"It's Really Quite Safe!"
Description
Contains Illustrations
$24.95
ISBN 0-920497-07-1
Author
Publisher
Year
Contributor
Ross Willmot is Executive Director of the Ontario Association for
Continuing Education.
Review
This autobiography covers an officer’s adventurous and varied life in the Royal Navy from 1920 to retirement in the late 1940s after service in Canada as Director of Naval Aviation. This much-decorated officer qualified as an observer in the Fleet Air Arm and narrowly escaped with his life when his ship, HMS Courageous, was sunk early in World War I. His expertise was put to use by the RAF in a risky raid on the Wilhelmshaven dockyard, and his report to authorities on this daylight operation when half the bombers were shot down is typical of the frank criticism he gives of service bungling. It was Rotherham’s expert and dangerous search of the fjords near Bergen in 1941 which confirmed the report that the Bismarck was loose on the North Sea. As a result, the cruiser was chased and sunk, and the exploit brought Rotherham a well-deserved D.S.O.

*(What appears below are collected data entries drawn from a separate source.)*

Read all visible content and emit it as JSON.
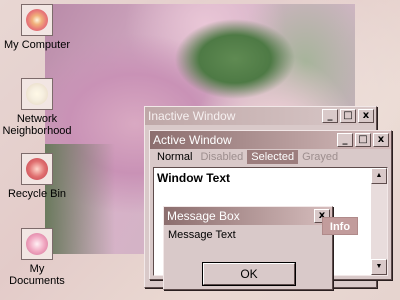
{
  "desktop": {
    "icons": [
      {
        "label_lines": [
          "My Computer"
        ],
        "icon": "computer-icon"
      },
      {
        "label_lines": [
          "Network",
          "Neighborhood"
        ],
        "icon": "network-icon"
      },
      {
        "label_lines": [
          "Recycle Bin"
        ],
        "icon": "recycle-bin-icon"
      },
      {
        "label_lines": [
          "My Documents"
        ],
        "icon": "documents-icon"
      }
    ]
  },
  "inactive_window": {
    "title": "Inactive Window"
  },
  "active_window": {
    "title": "Active Window",
    "menu": {
      "normal": "Normal",
      "disabled": "Disabled",
      "selected": "Selected",
      "grayed": "Grayed"
    },
    "text": "Window Text"
  },
  "message_box": {
    "title": "Message Box",
    "text": "Message Text",
    "ok_label": "OK",
    "close_glyph": "x"
  },
  "tooltip": {
    "text": "Info"
  },
  "title_buttons": {
    "minimize": "_",
    "maximize": "□",
    "close": "x"
  },
  "scroll": {
    "up": "▲",
    "down": "▼"
  },
  "colors": {
    "active_title_start": "#8c6e6e",
    "active_title_end": "#d6bdbd",
    "selected_menu": "#9c7d7d",
    "tooltip_bg": "#c29c9c"
  }
}
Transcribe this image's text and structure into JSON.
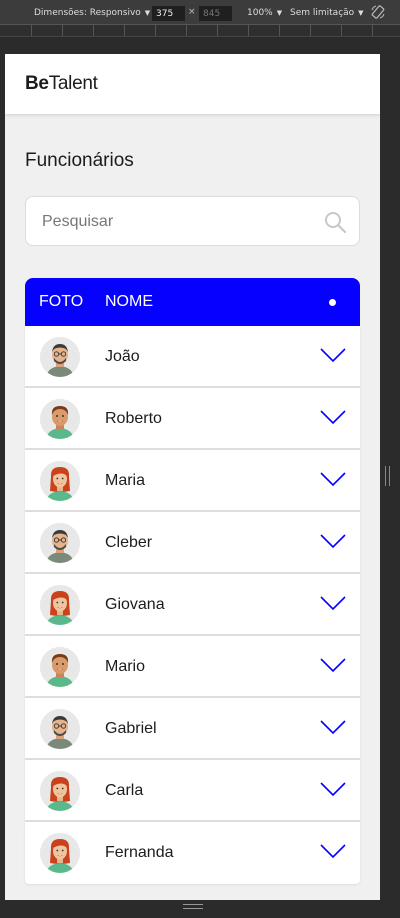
{
  "devtools": {
    "dimensions_label": "Dimensões: Responsivo",
    "width": "375",
    "height_placeholder": "845",
    "times": "×",
    "zoom": "100%",
    "throttle": "Sem limitação"
  },
  "header": {
    "logo_bold": "Be",
    "logo_regular": "Talent"
  },
  "page": {
    "title": "Funcionários"
  },
  "search": {
    "placeholder": "Pesquisar"
  },
  "table": {
    "col_foto": "FOTO",
    "col_nome": "NOME",
    "accent_color": "#0500ff",
    "rows": [
      {
        "name": "João",
        "avatar": "man-glasses"
      },
      {
        "name": "Roberto",
        "avatar": "man-young"
      },
      {
        "name": "Maria",
        "avatar": "woman-redhead"
      },
      {
        "name": "Cleber",
        "avatar": "man-glasses"
      },
      {
        "name": "Giovana",
        "avatar": "woman-redhead"
      },
      {
        "name": "Mario",
        "avatar": "man-young"
      },
      {
        "name": "Gabriel",
        "avatar": "man-glasses"
      },
      {
        "name": "Carla",
        "avatar": "woman-redhead"
      },
      {
        "name": "Fernanda",
        "avatar": "woman-redhead"
      }
    ]
  }
}
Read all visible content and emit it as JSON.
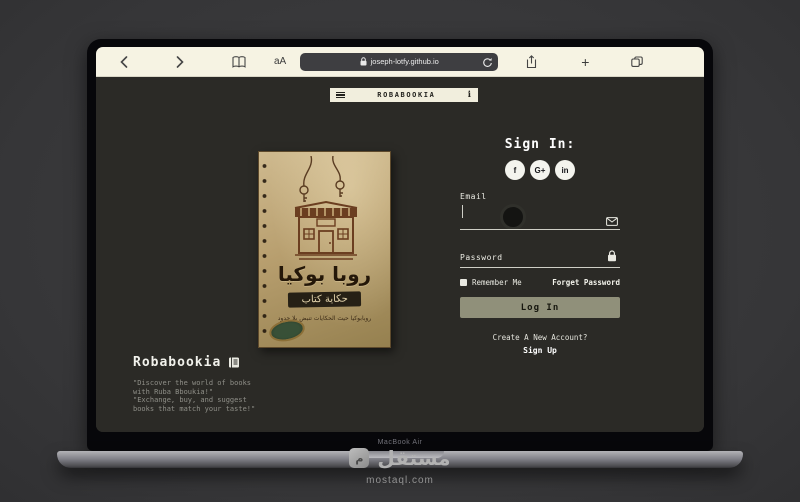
{
  "browser": {
    "reader_label": "aA",
    "url": "joseph-lotfy.github.io",
    "new_tab_label": "+"
  },
  "site": {
    "navbar": {
      "brand": "ROBABOOKIA",
      "info_label": "i"
    },
    "cover": {
      "title": "روبا بوكيا",
      "band": "حكاية كتاب",
      "tagline": "روبابوكيا حيث الحكايات تنبض بلا حدود"
    },
    "brand": {
      "title": "Robabookia",
      "quotes": [
        "\"Discover the world of books",
        "with Ruba Bboukia!\"",
        "\"Exchange, buy, and suggest",
        "books that match your taste!\""
      ]
    },
    "signin": {
      "heading": "Sign In:",
      "social": [
        "f",
        "G+",
        "in"
      ],
      "email_label": "Email",
      "password_label": "Password",
      "remember_label": "Remember Me",
      "forget_label": "Forget Password",
      "login_label": "Log In",
      "create_label": "Create A New Account?",
      "signup_label": "Sign Up"
    }
  },
  "device": {
    "label": "MacBook Air"
  },
  "watermark": {
    "name": "مستقل",
    "domain": "mostaql.com"
  },
  "colors": {
    "accent_button": "#90907a",
    "page_bg": "#2b2a26",
    "toolbar_bg": "#f6f3e3"
  }
}
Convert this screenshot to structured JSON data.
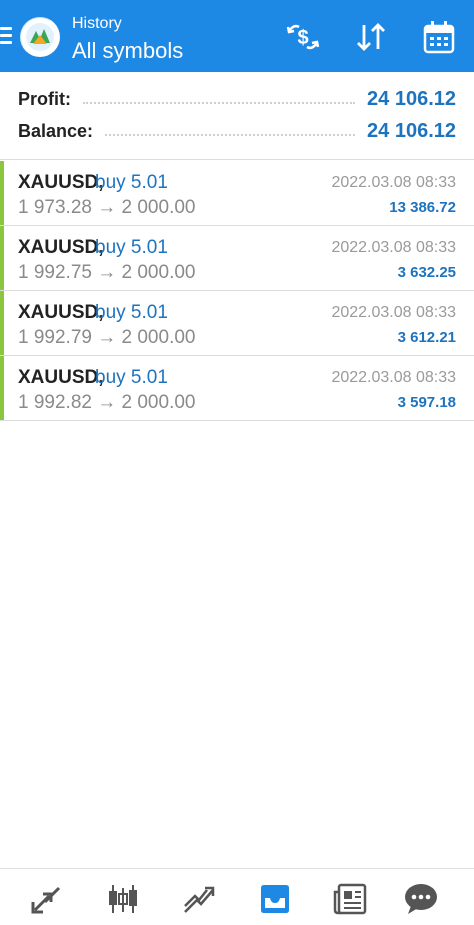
{
  "header": {
    "subtitle": "History",
    "title": "All symbols",
    "icons": [
      "menu-icon",
      "metatrader-logo-icon",
      "currency-exchange-icon",
      "sort-icon",
      "calendar-icon"
    ]
  },
  "summary": {
    "profit_label": "Profit:",
    "profit_value": "24 106.12",
    "balance_label": "Balance:",
    "balance_value": "24 106.12"
  },
  "deals": [
    {
      "symbol": "XAUUSD,",
      "direction": "buy 5.01",
      "prices": "1 973.28 → 2 000.00",
      "time": "2022.03.08 08:33",
      "profit": "13 386.72"
    },
    {
      "symbol": "XAUUSD,",
      "direction": "buy 5.01",
      "prices": "1 992.75 → 2 000.00",
      "time": "2022.03.08 08:33",
      "profit": "3 632.25"
    },
    {
      "symbol": "XAUUSD,",
      "direction": "buy 5.01",
      "prices": "1 992.79 → 2 000.00",
      "time": "2022.03.08 08:33",
      "profit": "3 612.21"
    },
    {
      "symbol": "XAUUSD,",
      "direction": "buy 5.01",
      "prices": "1 992.82 → 2 000.00",
      "time": "2022.03.08 08:33",
      "profit": "3 597.18"
    }
  ],
  "bottom_nav": {
    "items": [
      "quotes-icon",
      "chart-icon",
      "trade-icon",
      "history-icon",
      "news-icon",
      "chat-icon"
    ],
    "active": "history-icon"
  },
  "colors": {
    "header_bg": "#1e88e5",
    "accent_blue": "#1e73be",
    "buy_green": "#8cc63f"
  }
}
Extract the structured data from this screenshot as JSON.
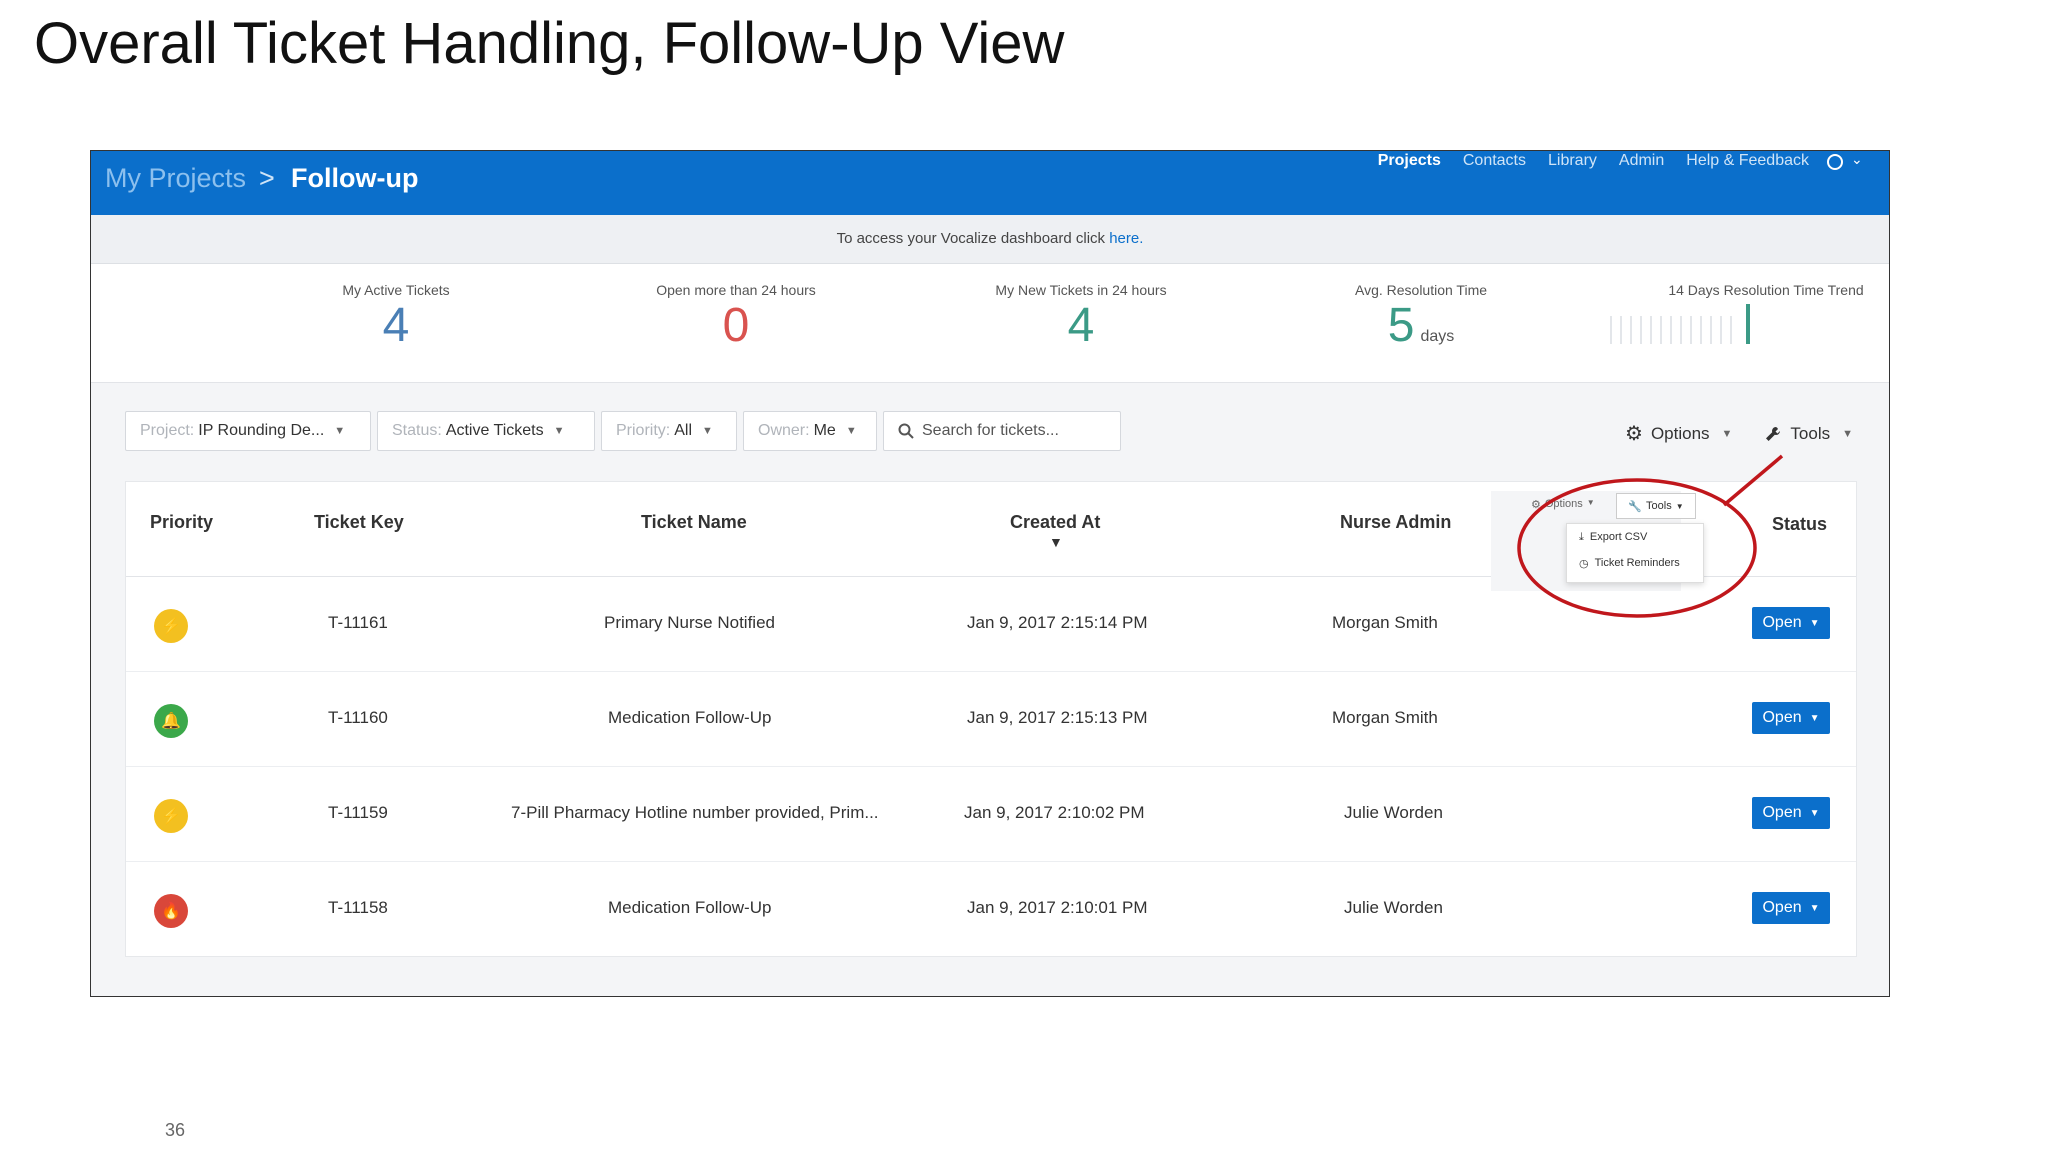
{
  "slide": {
    "title": "Overall Ticket Handling, Follow-Up View",
    "number": "36"
  },
  "header": {
    "breadcrumb_root": "My Projects",
    "breadcrumb_sep": ">",
    "breadcrumb_current": "Follow-up",
    "nav": [
      "Projects",
      "Contacts",
      "Library",
      "Admin",
      "Help & Feedback"
    ],
    "account_chevron": "⌄"
  },
  "banner": {
    "text": "To access your Vocalize dashboard click ",
    "link": "here."
  },
  "stats": [
    {
      "label": "My Active Tickets",
      "value": "4",
      "color": "#4a7fb5"
    },
    {
      "label": "Open more than 24 hours",
      "value": "0",
      "color": "#d9534f"
    },
    {
      "label": "My New Tickets in 24 hours",
      "value": "4",
      "color": "#3b9a86"
    },
    {
      "label": "Avg. Resolution Time",
      "value": "5",
      "unit": "days",
      "color": "#3b9a86"
    },
    {
      "label": "14 Days Resolution Time Trend"
    }
  ],
  "filters": {
    "project": {
      "key": "Project:",
      "value": "IP Rounding De..."
    },
    "status": {
      "key": "Status:",
      "value": "Active Tickets"
    },
    "priority": {
      "key": "Priority:",
      "value": "All"
    },
    "owner": {
      "key": "Owner:",
      "value": "Me"
    },
    "search_placeholder": "Search for tickets..."
  },
  "toolbar": {
    "options": "Options",
    "tools": "Tools"
  },
  "table": {
    "headers": {
      "priority": "Priority",
      "key": "Ticket Key",
      "name": "Ticket Name",
      "created": "Created At",
      "nurse": "Nurse Admin",
      "status": "Status"
    },
    "sort_indicator": "▼",
    "rows": [
      {
        "priority": "yellow",
        "icon": "lightning-icon",
        "glyph": "⚡",
        "color": "#f3c020",
        "key": "T-11161",
        "name": "Primary Nurse Notified",
        "created": "Jan 9, 2017 2:15:14 PM",
        "nurse": "Morgan Smith",
        "status": "Open"
      },
      {
        "priority": "green",
        "icon": "bell-icon",
        "glyph": "🔔",
        "color": "#3ba84a",
        "key": "T-11160",
        "name": "Medication Follow-Up",
        "created": "Jan 9, 2017 2:15:13 PM",
        "nurse": "Morgan Smith",
        "status": "Open"
      },
      {
        "priority": "yellow",
        "icon": "lightning-icon",
        "glyph": "⚡",
        "color": "#f3c020",
        "key": "T-11159",
        "name": "7-Pill Pharmacy Hotline number provided, Prim...",
        "created": "Jan 9, 2017 2:10:02 PM",
        "nurse": "Julie Worden",
        "status": "Open"
      },
      {
        "priority": "red",
        "icon": "flame-icon",
        "glyph": "🔥",
        "color": "#d9473a",
        "key": "T-11158",
        "name": "Medication Follow-Up",
        "created": "Jan 9, 2017 2:10:01 PM",
        "nurse": "Julie Worden",
        "status": "Open"
      }
    ]
  },
  "inset": {
    "options": "Options",
    "tools": "Tools",
    "menu": [
      "Export CSV",
      "Ticket Reminders"
    ]
  },
  "colors": {
    "brand": "#0b6fcb",
    "annotation": "#c0171c"
  }
}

As well as serving in the Admiralty in 1940, Rotherham took part in the abortive expedition to Dakar, the more successful capture of Douala and Libreville, and the invasion of Madagascar. He was also commanding officer of RNAS/Katukurunda in Ceylon, the RN’s biggest air station, and Captain of the escort carrier Trouncer. When he was passed over for promotion in Ottawa to substantive rank, he opted to retire to a successful business career in Quebec. His is a story, as his Canadian wife writes, “from the period of change in the post-WWI years to post-WWII years when perhaps things did not change as steadily or as much for the better as they should have.”